Ragusa, 13 agosto 2026 – Il consigliere comunale di Ragusa Saverio Buscemi interviene ulteriormente dopo la seduta consiliare dedicata al progetto del nuovo parcheggio di Ibla, seduta che si è conclusa con il rinvio del punto a fine mese. Una decisione che, secondo Buscemi, certifica ancora una volta l’approccio “politicamente sbagliato” dell’amministrazione comunale.
«Anche stavolta siamo d’accordo con tutti i colleghi di opposizione. Da qualche tempo, siete riusciti a unirci, di fatto non vedo più varie opposizioni: siamo una sola voce. E voi, maggioranza, non siete più tali, visto che vi siete sfaldati», ha dichiarato Buscemi nel suo intervento.
Il consigliere ha contestato duramente il metodo con cui la seduta è stata convocata, evidenziando la mancanza di condizioni adeguate finalizzate a un confronto serio su un tema così rilevante per la città. «Mi sveglio venerdì con 27 allegati, oltre 500-600 pagine da leggere, in pieno periodo di ferie, quando è oggettivamente difficile confrontarsi con qualcuno, per avere conforti tecnici.
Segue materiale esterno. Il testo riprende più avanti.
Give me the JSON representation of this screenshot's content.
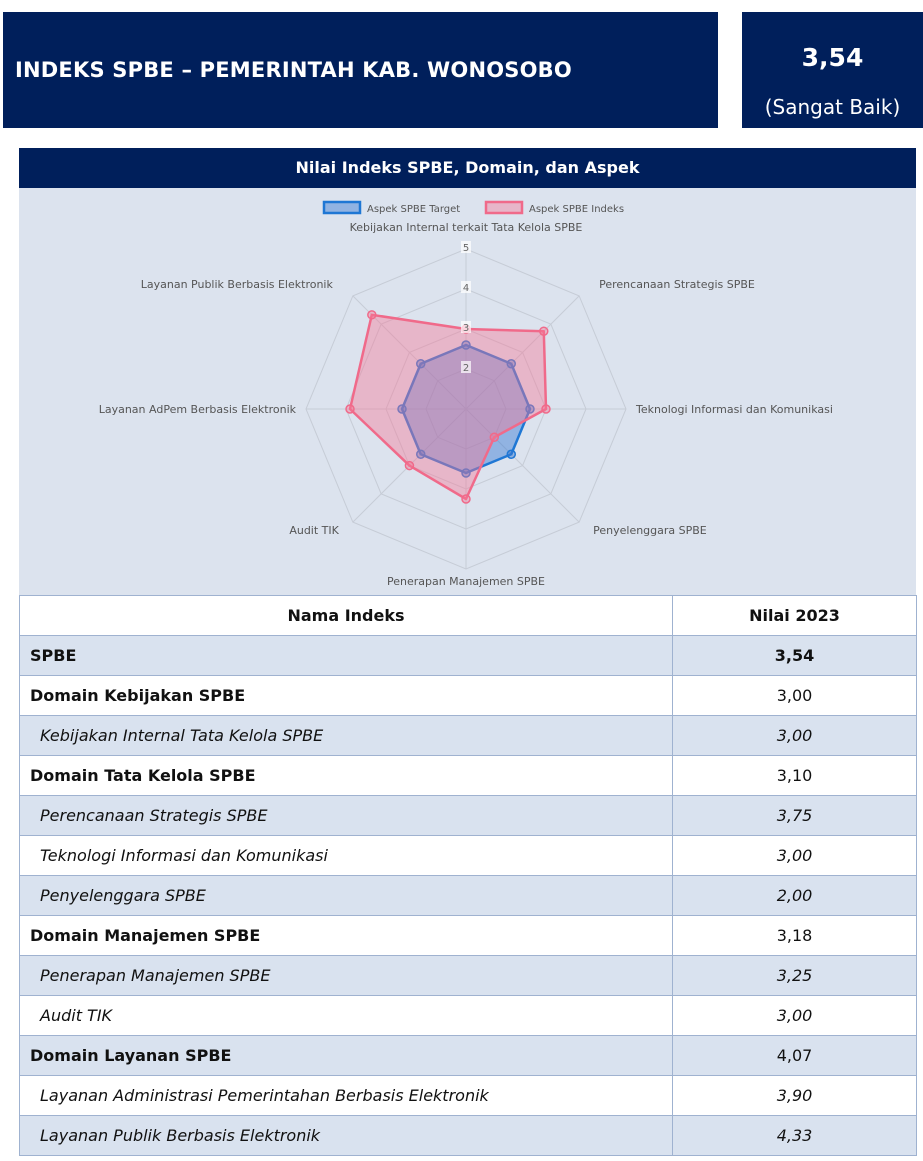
{
  "header": {
    "title": "INDEKS SPBE – PEMERINTAH KAB. WONOSOBO",
    "score": "3,54",
    "score_label": "(Sangat Baik)"
  },
  "panel": {
    "title": "Nilai Indeks SPBE, Domain, dan Aspek"
  },
  "chart_data": {
    "type": "radar",
    "title": "",
    "axes": [
      "Kebijakan Internal terkait Tata Kelola SPBE",
      "Perencanaan Strategis SPBE",
      "Teknologi Informasi dan Komunikasi",
      "Penyelenggara SPBE",
      "Penerapan Manajemen SPBE",
      "Audit TIK",
      "Layanan AdPem Berbasis Elektronik",
      "Layanan Publik Berbasis Elektronik"
    ],
    "rmin": 1,
    "rmax": 5,
    "ticks": [
      "2",
      "3",
      "4",
      "5"
    ],
    "legend_position": "top",
    "series": [
      {
        "name": "Aspek SPBE Target",
        "values": [
          2.6,
          2.6,
          2.6,
          2.6,
          2.6,
          2.6,
          2.6,
          2.6
        ],
        "stroke": "#1f77d4",
        "fill": "rgba(54,120,210,0.45)"
      },
      {
        "name": "Aspek SPBE Indeks",
        "values": [
          3.0,
          3.75,
          3.0,
          2.0,
          3.25,
          3.0,
          3.9,
          4.33
        ],
        "stroke": "#f06a8a",
        "fill": "rgba(245,120,150,0.42)"
      }
    ],
    "colors": {
      "grid": "#c6ccd6",
      "axis_label": "#555555",
      "background": "#dce3ee"
    }
  },
  "table": {
    "headers": [
      "Nama Indeks",
      "Nilai 2023"
    ],
    "rows": [
      {
        "name": "SPBE",
        "value": "3,54",
        "style": "bold shade"
      },
      {
        "name": "Domain Kebijakan SPBE",
        "value": "3,00",
        "style": "domain"
      },
      {
        "name": "Kebijakan Internal Tata Kelola SPBE",
        "value": "3,00",
        "style": "ital shade"
      },
      {
        "name": "Domain Tata Kelola SPBE",
        "value": "3,10",
        "style": "domain"
      },
      {
        "name": "Perencanaan Strategis SPBE",
        "value": "3,75",
        "style": "ital shade"
      },
      {
        "name": "Teknologi Informasi dan Komunikasi",
        "value": "3,00",
        "style": "ital"
      },
      {
        "name": "Penyelenggara SPBE",
        "value": "2,00",
        "style": "ital shade"
      },
      {
        "name": "Domain Manajemen SPBE",
        "value": "3,18",
        "style": "domain"
      },
      {
        "name": "Penerapan Manajemen SPBE",
        "value": "3,25",
        "style": "ital shade"
      },
      {
        "name": "Audit TIK",
        "value": "3,00",
        "style": "ital"
      },
      {
        "name": "Domain Layanan SPBE",
        "value": "4,07",
        "style": "domain shade"
      },
      {
        "name": "Layanan Administrasi Pemerintahan Berbasis Elektronik",
        "value": "3,90",
        "style": "ital"
      },
      {
        "name": "Layanan Publik Berbasis Elektronik",
        "value": "4,33",
        "style": "ital shade"
      }
    ]
  }
}
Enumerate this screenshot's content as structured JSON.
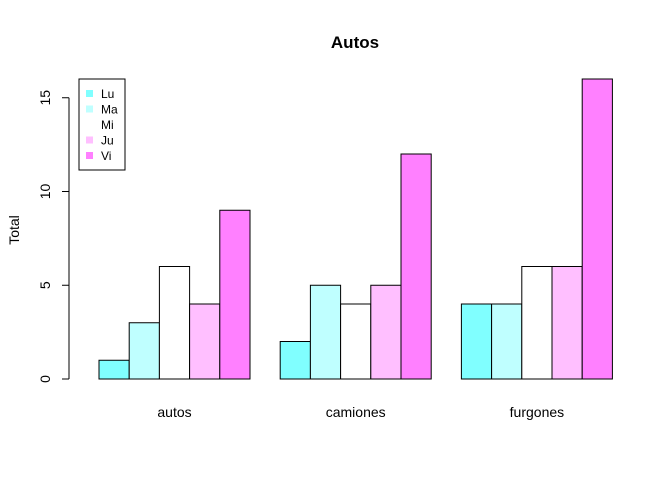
{
  "chart_data": {
    "type": "bar",
    "title": "Autos",
    "xlabel": "",
    "ylabel": "Total",
    "categories": [
      "autos",
      "camiones",
      "furgones"
    ],
    "series": [
      {
        "name": "Lu",
        "color": "#80FFFF",
        "values": [
          1,
          2,
          4
        ]
      },
      {
        "name": "Ma",
        "color": "#BFFFFF",
        "values": [
          3,
          5,
          4
        ]
      },
      {
        "name": "Mi",
        "color": "#FFFFFF",
        "values": [
          6,
          4,
          6
        ]
      },
      {
        "name": "Ju",
        "color": "#FFBFFF",
        "values": [
          4,
          5,
          6
        ]
      },
      {
        "name": "Vi",
        "color": "#FF80FF",
        "values": [
          9,
          12,
          16
        ]
      }
    ],
    "yticks": [
      0,
      5,
      10,
      15
    ],
    "ylim": [
      0,
      16
    ],
    "grid": false,
    "legend_position": "top-left",
    "bar_mode": "grouped"
  }
}
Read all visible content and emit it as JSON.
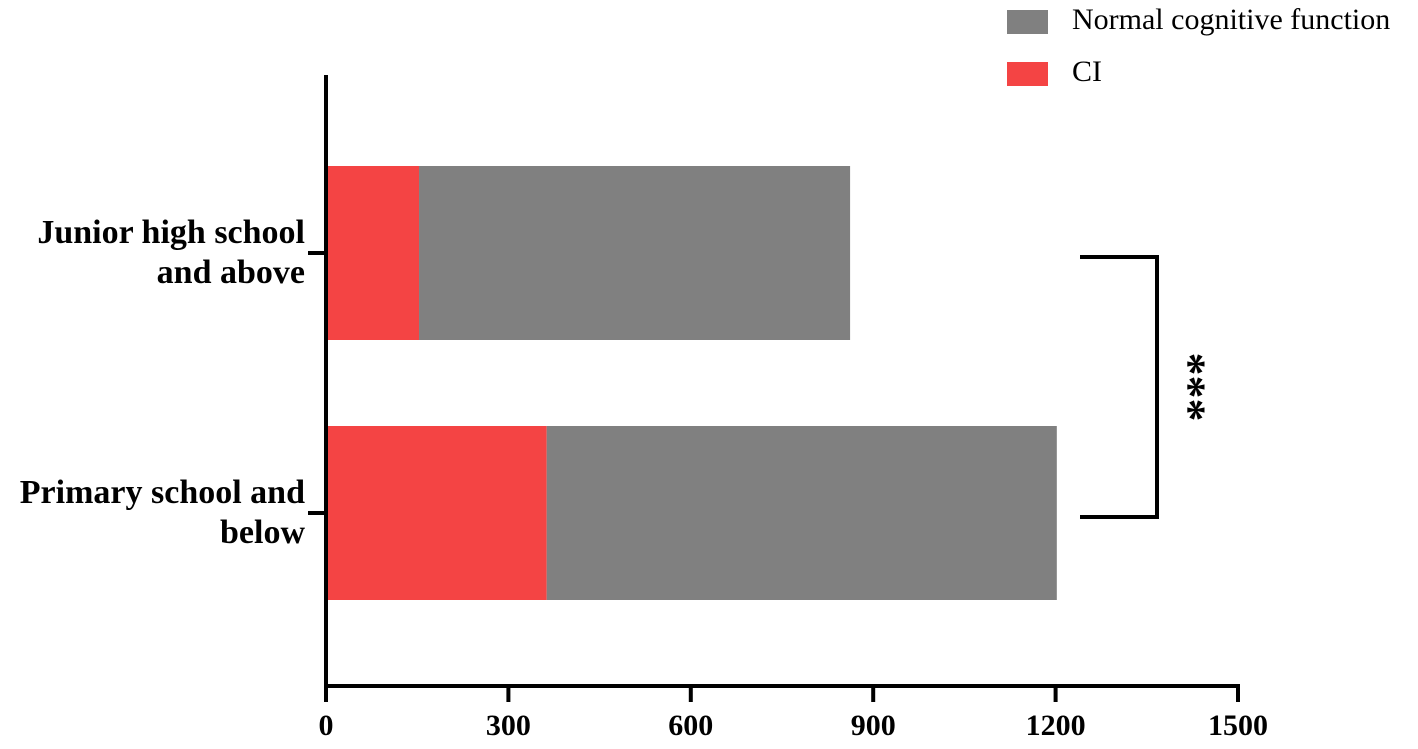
{
  "chart_data": {
    "type": "bar",
    "orientation": "horizontal",
    "stacked": true,
    "categories": [
      "Junior high school and above",
      "Primary school and below"
    ],
    "series": [
      {
        "name": "CI",
        "color": "#f44444",
        "values": [
          153,
          363
        ]
      },
      {
        "name": "Normal cognitive function",
        "color": "#808080",
        "values": [
          709,
          839
        ]
      }
    ],
    "xlim": [
      0,
      1500
    ],
    "xticks": [
      0,
      300,
      600,
      900,
      1200,
      1500
    ],
    "annotation": "***"
  }
}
Chi lavora, come me, è costretto a fare voli pindarici per essere presente. Non si capisce il senso di questa convocazione improvvisa, né la necessità di farla proprio ora».
Buscemi ha ricordato come le scelte dell’amministrazione nel mese di agosto abbiano già prodotto, in passato, decisioni controverse: «Approvare gli atti sulla fiducia dopo che la stessa più volte è stata tradita, soprattutto in occasioni analoghe, non è democratico. La storia insegna che a questa amministrazione il sole di agosto fa male. Due anni fa, sempre ad agosto, decideste in maniera infausta di voler svendere il castello di Donnafugata. Non vi fu permesso. Oggi, pur parlando di un tema diverso, il metodo è lo stesso: non è opportuno mettere il Consiglio comunale nelle condizioni di non poter lavorare».
Il consigliere ha sottolineato che il problema non riguarda solo l’opposizione: «Non state permettendo né a noi, né ai consiglieri di maggioranza, di avere il tempo materiale per leggere gli atti. È un modo di procedere che non ha senso e che non rispetta il ruolo del Consiglio».
Da qui la richiesta, condivisa da più gruppi, di rinviare il punto: «Anch’io sono stato d’accordo assolutamente per il rinvio. Io l’atto lo voterò, non possono esserci dubbi. Ma non era opportuno firmare qualcosa di così importante per il futuro della nostra città senza avere il tempo per poterlo studiare. Anche perché tra l’altro in commissione era stato evidenziato, anche da parte del dirigente, che c’erano delle imperfezioni che andavano modificate».
Buscemi conclude con un riferimento amaro ma eloquente: «Resta l’approccio politico sbagliato da parte dell’amministrazione comunale». Il tema del parcheggio di Ibla tornerà in aula a fine mese, quando il Consiglio sarà chiamato a discutere nel merito il progetto.